Bozdemir M., Bilgin M.

APPLIED SCIENCES-BASEL, cilt.16, sa.2, 2026 (SCI-Expanded, Scopus) identifier identifier

  • Yayın Türü: Makale / Tam Makale
  • Cilt numarası: 16 Sayı: 2
  • Basım Tarihi: 2026
  • Doi Numarası: 10.3390/app16020586
  • Dergi Adı: APPLIED SCIENCES-BASEL
  • Derginin Tarandığı İndeksler: Science Citation Index Expanded (SCI-EXPANDED), Scopus, Compendex, INSPEC, Directory of Open Access Journals
  • Bursa Uludağ Üniversitesi Adresli: Evet

Özet

In today's world, where the volume and variety of data are increasing at an extraordinary rate, extracting meaningful insights from data is of critical importance; however, the complexity of standard database query languages makes it difficult for users without technical expertise to access information. This study proposes an innovative Retrieval-Augmented Generation (RAG) architecture that analyzes natural language queries, identifies related database schemas, and automatically converts them to SQL. Unlike fixed schema selection (fixed-k) methods, a unique hierarchical clustering mechanism is introduced to dynamically determine the number of relevant schemas, minimizing noise.
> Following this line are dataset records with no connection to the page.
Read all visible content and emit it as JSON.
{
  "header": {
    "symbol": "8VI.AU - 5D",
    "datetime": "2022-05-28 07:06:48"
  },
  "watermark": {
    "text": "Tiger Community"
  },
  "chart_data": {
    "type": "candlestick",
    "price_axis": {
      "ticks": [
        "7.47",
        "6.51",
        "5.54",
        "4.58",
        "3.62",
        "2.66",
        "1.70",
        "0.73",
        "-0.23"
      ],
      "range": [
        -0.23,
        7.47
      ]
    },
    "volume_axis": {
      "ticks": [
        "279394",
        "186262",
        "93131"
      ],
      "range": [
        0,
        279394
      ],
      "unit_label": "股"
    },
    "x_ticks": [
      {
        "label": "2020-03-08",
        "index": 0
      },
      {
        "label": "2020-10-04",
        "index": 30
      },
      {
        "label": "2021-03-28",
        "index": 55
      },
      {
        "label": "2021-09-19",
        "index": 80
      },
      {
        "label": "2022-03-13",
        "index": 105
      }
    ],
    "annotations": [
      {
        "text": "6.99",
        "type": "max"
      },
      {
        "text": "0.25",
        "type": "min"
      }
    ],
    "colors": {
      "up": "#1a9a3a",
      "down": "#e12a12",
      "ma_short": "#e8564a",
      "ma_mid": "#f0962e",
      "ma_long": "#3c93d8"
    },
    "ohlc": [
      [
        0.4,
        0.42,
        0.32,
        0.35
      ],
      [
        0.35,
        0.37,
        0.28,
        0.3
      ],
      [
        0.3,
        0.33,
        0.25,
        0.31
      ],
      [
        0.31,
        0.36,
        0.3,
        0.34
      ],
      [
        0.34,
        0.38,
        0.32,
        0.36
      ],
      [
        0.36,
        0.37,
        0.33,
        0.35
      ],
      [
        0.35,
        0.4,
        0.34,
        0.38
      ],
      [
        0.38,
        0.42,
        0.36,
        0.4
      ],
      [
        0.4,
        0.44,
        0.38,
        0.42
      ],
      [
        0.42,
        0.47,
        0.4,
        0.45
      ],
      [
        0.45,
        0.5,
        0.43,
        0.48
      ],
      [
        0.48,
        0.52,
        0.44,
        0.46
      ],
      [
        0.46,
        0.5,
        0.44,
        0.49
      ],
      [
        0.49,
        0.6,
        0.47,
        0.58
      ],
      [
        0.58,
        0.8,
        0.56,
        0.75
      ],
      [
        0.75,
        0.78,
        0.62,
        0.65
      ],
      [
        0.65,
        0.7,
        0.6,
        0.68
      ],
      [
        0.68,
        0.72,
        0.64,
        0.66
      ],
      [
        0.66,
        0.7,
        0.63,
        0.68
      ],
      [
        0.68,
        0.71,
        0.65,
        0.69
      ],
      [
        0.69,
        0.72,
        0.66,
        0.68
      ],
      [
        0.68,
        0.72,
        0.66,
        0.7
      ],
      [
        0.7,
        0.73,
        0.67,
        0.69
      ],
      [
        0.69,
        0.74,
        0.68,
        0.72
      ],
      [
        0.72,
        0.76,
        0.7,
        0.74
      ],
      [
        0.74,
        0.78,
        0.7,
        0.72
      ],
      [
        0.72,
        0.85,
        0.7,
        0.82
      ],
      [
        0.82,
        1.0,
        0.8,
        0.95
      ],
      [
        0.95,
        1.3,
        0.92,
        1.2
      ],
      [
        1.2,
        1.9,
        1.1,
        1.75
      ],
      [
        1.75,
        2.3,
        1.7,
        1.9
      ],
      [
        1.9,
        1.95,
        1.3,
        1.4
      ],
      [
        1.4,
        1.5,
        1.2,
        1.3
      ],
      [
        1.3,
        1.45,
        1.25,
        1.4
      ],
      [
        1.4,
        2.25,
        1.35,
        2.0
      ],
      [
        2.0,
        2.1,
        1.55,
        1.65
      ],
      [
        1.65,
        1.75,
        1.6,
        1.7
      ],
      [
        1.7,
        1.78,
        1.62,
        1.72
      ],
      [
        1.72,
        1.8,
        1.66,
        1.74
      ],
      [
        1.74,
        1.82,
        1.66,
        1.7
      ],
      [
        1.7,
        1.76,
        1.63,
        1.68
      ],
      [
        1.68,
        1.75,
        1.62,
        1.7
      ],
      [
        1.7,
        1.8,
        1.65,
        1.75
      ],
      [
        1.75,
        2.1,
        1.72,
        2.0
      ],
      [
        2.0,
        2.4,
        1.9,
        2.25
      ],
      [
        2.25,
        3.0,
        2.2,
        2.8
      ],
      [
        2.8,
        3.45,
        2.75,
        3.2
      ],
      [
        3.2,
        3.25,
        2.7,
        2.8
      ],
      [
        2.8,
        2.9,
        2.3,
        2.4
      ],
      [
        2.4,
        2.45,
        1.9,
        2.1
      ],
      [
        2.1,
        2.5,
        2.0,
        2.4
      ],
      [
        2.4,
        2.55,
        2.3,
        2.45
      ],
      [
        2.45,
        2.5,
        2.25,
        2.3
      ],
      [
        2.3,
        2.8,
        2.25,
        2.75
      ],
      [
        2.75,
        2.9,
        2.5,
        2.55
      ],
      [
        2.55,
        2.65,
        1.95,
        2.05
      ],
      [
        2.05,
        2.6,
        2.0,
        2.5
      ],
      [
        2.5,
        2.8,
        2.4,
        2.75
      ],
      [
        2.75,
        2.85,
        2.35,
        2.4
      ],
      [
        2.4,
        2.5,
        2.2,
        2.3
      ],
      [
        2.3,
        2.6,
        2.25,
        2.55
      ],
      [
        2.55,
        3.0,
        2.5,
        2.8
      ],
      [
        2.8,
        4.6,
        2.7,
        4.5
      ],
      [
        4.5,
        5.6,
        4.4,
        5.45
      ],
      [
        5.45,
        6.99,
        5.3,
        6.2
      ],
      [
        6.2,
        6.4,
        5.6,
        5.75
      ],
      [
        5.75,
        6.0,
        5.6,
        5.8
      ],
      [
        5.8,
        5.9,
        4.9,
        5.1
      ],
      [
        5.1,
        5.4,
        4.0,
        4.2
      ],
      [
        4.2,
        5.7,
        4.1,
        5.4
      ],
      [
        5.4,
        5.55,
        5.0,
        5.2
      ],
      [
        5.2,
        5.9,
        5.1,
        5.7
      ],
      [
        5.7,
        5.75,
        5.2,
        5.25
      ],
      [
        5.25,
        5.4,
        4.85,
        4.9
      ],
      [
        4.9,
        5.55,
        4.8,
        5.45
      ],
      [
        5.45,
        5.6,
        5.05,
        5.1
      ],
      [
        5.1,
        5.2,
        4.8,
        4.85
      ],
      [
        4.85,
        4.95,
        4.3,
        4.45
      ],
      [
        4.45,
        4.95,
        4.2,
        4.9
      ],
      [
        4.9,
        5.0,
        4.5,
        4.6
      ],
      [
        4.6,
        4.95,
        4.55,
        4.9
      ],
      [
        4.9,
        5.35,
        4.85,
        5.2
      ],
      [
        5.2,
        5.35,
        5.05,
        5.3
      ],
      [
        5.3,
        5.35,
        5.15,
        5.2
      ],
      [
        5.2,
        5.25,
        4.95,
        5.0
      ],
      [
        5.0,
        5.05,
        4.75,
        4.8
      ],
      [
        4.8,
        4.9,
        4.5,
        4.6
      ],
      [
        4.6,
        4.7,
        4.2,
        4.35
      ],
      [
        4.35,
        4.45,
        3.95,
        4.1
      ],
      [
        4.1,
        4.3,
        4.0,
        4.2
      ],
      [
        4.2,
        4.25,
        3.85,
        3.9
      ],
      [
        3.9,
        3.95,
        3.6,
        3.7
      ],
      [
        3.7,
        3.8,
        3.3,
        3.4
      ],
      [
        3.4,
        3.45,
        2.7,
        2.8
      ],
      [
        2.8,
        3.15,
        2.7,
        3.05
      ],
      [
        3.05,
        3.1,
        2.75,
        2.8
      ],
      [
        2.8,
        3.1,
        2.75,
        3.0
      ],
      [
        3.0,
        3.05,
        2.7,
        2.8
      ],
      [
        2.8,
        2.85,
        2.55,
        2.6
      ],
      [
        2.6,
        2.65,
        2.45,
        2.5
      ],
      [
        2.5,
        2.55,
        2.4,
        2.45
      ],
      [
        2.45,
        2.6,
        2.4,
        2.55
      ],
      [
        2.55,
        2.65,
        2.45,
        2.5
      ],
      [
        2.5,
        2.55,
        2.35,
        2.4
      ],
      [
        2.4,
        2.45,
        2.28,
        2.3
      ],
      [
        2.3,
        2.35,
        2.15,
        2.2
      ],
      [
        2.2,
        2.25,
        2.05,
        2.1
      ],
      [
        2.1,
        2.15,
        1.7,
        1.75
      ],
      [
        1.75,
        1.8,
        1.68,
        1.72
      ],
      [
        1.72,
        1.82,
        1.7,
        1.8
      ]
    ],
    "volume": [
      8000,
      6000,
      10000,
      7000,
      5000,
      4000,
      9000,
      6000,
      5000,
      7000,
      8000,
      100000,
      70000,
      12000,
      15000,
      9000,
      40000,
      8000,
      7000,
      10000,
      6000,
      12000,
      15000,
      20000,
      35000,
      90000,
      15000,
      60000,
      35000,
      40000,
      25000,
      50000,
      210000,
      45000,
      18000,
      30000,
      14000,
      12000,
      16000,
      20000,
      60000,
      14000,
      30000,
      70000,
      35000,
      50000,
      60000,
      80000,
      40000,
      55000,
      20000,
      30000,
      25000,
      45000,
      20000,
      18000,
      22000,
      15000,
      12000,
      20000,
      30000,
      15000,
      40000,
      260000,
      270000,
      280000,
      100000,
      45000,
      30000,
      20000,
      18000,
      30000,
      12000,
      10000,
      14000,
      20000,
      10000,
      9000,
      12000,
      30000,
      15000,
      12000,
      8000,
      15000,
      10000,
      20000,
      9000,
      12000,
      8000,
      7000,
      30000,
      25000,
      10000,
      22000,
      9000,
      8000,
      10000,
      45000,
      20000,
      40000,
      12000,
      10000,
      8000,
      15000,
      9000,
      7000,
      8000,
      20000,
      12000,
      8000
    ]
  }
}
Furthermore, the architecture incorporates an iterative repair mechanism, data enrichment with sample rows, and a hybrid query strategy (Turkish + English) to overcome cross-lingual barriers. Performance evaluations on 15 databases demonstrate that the proposed method improved the schema retrieval F1 score from 0.79 to 0.88. In the SQL generation phase, the execution accuracy (EX) of the GPT-4o model increased from 0.70 to 0.78 with the proposed optimizations, representing an approximate 11% improvement relative to the baseline configuration without requiring fine-tuning.